Data: The PMI for the machinery sector stood at 48.97 in June, down 0.34 points MoM and 1.10 points YoY. The seasonally-adjusted composite index stood at 48.37, up 0.18 points on the month and down 1.52 points on the year. The index for production stood at 48.94, down 0.35 points on a monthly basis and 1.71 points on a yearly basis. The index for new orders fell 0.92 points month on month and 2.61 points year on year to 47.47. The machinery sector kept 19.46 days of raw material inventories on average in June, down 0.04 day MoM. (The number of days of raw material inventories is for reference only as the survey sample may have changed.)
Summary: The prosperity of the machinery sector has not improved significantly this month, and the sector was generally in the off-season. In terms of production, the operating rate of enterprises was relatively low, and some enterprises have stopped production. New orders also continued to decline month on month, with sluggish terminal demand having a significant impact on mechanical enterprises. There were layoffs planed by some enterprises.
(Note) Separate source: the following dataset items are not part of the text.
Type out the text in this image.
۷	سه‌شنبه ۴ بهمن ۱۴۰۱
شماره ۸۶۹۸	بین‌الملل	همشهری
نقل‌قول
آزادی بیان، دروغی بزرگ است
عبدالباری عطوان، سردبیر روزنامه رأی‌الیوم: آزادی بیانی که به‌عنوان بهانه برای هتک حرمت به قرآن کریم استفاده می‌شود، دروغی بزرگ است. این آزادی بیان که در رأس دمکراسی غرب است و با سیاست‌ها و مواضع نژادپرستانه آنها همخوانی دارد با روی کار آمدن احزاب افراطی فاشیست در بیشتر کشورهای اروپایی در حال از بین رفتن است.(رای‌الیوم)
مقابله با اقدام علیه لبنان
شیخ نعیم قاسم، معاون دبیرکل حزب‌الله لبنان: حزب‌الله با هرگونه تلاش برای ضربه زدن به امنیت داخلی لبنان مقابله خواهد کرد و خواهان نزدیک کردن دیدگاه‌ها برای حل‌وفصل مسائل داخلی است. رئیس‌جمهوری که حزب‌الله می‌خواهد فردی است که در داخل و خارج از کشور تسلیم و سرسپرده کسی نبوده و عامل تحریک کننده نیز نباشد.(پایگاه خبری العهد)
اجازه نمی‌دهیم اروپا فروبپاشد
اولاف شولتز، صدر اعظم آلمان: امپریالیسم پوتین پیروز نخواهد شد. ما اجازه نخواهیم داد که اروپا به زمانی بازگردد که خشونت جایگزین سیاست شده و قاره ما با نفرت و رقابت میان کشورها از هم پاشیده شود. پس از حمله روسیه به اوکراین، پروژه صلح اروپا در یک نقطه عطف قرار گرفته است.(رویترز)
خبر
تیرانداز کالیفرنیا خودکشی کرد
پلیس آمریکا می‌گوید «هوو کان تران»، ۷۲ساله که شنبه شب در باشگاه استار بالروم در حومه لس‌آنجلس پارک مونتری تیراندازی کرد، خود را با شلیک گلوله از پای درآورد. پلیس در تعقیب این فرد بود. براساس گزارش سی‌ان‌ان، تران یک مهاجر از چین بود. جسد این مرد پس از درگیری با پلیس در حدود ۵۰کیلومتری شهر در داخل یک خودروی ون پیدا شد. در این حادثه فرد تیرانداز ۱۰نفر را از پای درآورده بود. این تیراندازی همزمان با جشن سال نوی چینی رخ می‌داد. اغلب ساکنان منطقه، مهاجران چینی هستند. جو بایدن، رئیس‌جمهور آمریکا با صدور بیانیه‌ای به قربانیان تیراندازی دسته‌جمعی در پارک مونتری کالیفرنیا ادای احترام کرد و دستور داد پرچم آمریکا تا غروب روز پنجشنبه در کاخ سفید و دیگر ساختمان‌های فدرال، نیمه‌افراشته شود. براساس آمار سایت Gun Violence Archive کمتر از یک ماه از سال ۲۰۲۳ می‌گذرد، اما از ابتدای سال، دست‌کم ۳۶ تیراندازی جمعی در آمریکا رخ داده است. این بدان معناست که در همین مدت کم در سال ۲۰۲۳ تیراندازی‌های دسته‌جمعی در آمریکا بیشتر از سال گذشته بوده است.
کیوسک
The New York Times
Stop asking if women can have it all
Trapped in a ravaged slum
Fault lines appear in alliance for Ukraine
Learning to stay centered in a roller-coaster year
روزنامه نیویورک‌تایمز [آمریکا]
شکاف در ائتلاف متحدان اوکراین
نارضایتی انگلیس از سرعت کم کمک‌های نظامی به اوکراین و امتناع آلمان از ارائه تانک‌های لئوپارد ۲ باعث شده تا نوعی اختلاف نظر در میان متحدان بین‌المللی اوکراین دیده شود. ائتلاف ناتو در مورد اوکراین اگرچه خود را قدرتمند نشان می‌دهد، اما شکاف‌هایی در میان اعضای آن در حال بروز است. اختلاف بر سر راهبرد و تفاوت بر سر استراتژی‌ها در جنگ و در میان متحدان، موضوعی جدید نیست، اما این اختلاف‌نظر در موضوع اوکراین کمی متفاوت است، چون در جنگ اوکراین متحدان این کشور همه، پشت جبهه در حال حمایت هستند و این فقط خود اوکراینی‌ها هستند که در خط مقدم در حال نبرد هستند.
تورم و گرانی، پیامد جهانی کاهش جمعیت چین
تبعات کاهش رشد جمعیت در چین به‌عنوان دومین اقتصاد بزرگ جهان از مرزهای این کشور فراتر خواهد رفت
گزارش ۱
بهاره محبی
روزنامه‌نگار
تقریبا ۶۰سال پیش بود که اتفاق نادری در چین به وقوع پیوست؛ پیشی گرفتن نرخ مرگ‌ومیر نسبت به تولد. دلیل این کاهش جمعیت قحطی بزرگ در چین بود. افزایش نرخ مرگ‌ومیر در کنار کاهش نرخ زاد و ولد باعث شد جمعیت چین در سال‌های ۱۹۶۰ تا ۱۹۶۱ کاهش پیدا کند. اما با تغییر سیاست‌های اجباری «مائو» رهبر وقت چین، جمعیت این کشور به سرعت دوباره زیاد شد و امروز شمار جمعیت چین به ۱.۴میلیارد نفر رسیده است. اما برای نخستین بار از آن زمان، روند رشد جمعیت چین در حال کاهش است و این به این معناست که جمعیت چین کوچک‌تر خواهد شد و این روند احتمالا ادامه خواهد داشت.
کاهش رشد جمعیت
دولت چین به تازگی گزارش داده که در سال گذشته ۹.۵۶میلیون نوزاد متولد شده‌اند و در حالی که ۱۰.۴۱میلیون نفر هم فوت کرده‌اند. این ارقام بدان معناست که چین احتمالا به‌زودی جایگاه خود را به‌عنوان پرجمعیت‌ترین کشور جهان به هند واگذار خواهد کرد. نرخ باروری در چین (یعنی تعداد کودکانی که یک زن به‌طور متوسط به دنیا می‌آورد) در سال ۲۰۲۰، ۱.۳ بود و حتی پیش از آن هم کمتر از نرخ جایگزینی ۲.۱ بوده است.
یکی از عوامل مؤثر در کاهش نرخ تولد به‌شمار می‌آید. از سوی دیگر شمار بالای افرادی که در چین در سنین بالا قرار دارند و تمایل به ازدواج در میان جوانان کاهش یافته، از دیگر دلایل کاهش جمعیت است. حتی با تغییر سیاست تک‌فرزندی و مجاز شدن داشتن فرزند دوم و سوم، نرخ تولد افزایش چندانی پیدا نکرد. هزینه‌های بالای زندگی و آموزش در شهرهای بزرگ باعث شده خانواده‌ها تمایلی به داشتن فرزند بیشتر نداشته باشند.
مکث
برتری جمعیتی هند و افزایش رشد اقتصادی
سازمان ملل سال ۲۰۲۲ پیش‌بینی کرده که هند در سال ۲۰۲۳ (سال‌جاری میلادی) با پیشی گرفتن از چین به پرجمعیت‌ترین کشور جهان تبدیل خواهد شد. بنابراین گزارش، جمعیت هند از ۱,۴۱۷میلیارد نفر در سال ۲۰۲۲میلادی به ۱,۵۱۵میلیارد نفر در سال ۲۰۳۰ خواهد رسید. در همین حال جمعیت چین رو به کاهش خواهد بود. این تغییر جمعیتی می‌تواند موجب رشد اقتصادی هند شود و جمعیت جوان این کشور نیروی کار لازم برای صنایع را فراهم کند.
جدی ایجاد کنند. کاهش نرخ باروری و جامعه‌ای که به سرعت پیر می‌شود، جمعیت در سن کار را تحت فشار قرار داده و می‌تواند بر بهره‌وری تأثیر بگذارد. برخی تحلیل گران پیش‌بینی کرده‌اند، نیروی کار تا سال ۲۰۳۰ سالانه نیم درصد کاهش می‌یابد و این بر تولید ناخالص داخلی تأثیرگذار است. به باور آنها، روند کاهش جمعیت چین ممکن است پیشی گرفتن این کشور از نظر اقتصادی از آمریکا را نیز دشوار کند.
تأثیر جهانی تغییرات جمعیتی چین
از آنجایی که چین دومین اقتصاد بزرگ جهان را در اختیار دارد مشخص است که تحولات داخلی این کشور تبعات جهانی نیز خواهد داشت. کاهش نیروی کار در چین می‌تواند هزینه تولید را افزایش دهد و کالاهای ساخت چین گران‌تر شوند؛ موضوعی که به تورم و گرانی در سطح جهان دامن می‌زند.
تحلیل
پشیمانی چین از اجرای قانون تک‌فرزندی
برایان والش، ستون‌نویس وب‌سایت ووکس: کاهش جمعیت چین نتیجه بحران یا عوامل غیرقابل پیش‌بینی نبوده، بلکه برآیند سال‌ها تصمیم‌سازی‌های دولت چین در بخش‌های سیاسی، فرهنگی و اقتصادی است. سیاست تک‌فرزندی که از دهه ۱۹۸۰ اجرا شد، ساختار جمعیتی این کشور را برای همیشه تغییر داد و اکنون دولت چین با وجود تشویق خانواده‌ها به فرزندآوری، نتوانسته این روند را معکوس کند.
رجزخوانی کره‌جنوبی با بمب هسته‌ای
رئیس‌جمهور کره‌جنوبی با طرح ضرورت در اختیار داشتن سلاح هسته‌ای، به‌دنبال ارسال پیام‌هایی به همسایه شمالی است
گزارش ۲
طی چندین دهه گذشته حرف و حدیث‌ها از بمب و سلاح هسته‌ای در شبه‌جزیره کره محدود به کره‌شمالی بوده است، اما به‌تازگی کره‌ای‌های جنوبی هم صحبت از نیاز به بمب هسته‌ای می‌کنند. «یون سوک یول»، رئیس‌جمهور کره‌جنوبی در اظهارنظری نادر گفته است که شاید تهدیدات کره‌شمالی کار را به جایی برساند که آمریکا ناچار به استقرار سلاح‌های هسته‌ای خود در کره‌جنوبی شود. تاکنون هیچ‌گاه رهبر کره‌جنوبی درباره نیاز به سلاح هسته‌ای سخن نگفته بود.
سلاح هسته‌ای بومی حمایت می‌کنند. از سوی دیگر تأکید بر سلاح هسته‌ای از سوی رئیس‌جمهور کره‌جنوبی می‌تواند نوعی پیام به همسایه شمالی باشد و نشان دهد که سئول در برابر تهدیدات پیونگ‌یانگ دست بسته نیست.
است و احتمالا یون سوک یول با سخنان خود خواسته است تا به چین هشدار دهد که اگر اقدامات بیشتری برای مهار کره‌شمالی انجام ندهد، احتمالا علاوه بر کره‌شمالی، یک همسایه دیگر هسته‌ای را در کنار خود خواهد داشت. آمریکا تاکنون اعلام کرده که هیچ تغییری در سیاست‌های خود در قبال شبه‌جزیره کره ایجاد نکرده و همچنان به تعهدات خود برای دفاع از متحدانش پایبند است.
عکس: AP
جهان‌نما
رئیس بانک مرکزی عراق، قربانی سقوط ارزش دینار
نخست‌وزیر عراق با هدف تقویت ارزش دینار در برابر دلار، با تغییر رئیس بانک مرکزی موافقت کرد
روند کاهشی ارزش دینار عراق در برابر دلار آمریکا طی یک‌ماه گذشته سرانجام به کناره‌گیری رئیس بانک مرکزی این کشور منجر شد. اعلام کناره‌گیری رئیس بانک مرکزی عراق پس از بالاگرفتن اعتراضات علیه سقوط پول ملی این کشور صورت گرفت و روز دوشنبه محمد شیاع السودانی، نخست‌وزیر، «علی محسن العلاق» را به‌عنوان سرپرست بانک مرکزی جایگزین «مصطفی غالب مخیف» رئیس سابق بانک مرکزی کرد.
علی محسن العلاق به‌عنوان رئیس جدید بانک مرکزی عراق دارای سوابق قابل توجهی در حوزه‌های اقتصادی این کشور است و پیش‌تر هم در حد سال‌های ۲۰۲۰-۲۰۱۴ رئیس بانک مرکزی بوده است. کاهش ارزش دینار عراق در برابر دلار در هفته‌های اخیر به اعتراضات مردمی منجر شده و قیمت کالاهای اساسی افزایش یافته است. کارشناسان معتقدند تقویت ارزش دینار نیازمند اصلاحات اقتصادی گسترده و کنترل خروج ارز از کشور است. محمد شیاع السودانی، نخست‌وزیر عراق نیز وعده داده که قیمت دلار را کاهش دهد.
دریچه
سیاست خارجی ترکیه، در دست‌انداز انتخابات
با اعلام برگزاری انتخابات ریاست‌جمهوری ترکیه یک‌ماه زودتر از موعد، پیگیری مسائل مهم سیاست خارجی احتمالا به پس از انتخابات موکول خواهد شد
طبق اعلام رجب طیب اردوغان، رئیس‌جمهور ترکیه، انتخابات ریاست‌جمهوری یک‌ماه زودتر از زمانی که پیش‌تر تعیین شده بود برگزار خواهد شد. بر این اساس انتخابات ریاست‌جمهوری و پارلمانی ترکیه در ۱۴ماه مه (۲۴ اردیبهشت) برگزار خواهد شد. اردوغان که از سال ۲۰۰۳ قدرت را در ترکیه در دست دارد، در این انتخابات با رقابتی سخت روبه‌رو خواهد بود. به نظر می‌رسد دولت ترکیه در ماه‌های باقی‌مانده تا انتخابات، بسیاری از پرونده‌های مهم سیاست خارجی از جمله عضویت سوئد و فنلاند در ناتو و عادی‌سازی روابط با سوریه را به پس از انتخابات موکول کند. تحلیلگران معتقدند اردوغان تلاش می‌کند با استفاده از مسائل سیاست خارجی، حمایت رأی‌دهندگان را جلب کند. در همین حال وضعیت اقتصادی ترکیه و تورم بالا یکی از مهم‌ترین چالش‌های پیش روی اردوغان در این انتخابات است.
Affected by the downturn in the sector, the procurement demand for raw materials has gradually weakened.
Survey
A medium-sized machinery enterprise in East China: The actual performance in June were subpar. It is anticipated that the performance in July will experience a further decline. The recent stimulus policies have had a limited effect on demand, with the peak season for demand generally occurring from March to May and the off-season beginning in September. The company's primary export markets are South America and Russia, with Russia's market showing a strong performance this year. Nevertheless, the domestic market has underperformed, with only one road roller sold in June. To address the current situation, we plan to reduce its workforce by 10%.
A medium-sized machinery enterprise in East China: June orders experienced a 20% month-on-month decline, influenced by the off-season and the Dragon Boat Festival. In June, logistics were smooth, ensuring smooth production and deliveries.
A medium-sized machinery enterprise in Southwest China: June orders saw a marginal month-on-month reduction, yet the overall performance is still satisfactory. Production proceeds as usual, with the forecast for July-August indicating stability or a 10-20% decline. This month's procurement remains stable, and the raw material inventory is estimated to last about two weeks.
A medium-sized machinery enterprise in North China: The work commencement rate experienced a minor decline this month, but order conditions remained steady. Export performance was lackluster, while the domestic market showed a slight improvement. This month, raw material prices rose, leading to a modest increase in inventory. As the off-season approaches, a reduction in orders of approximately 20% is anticipated.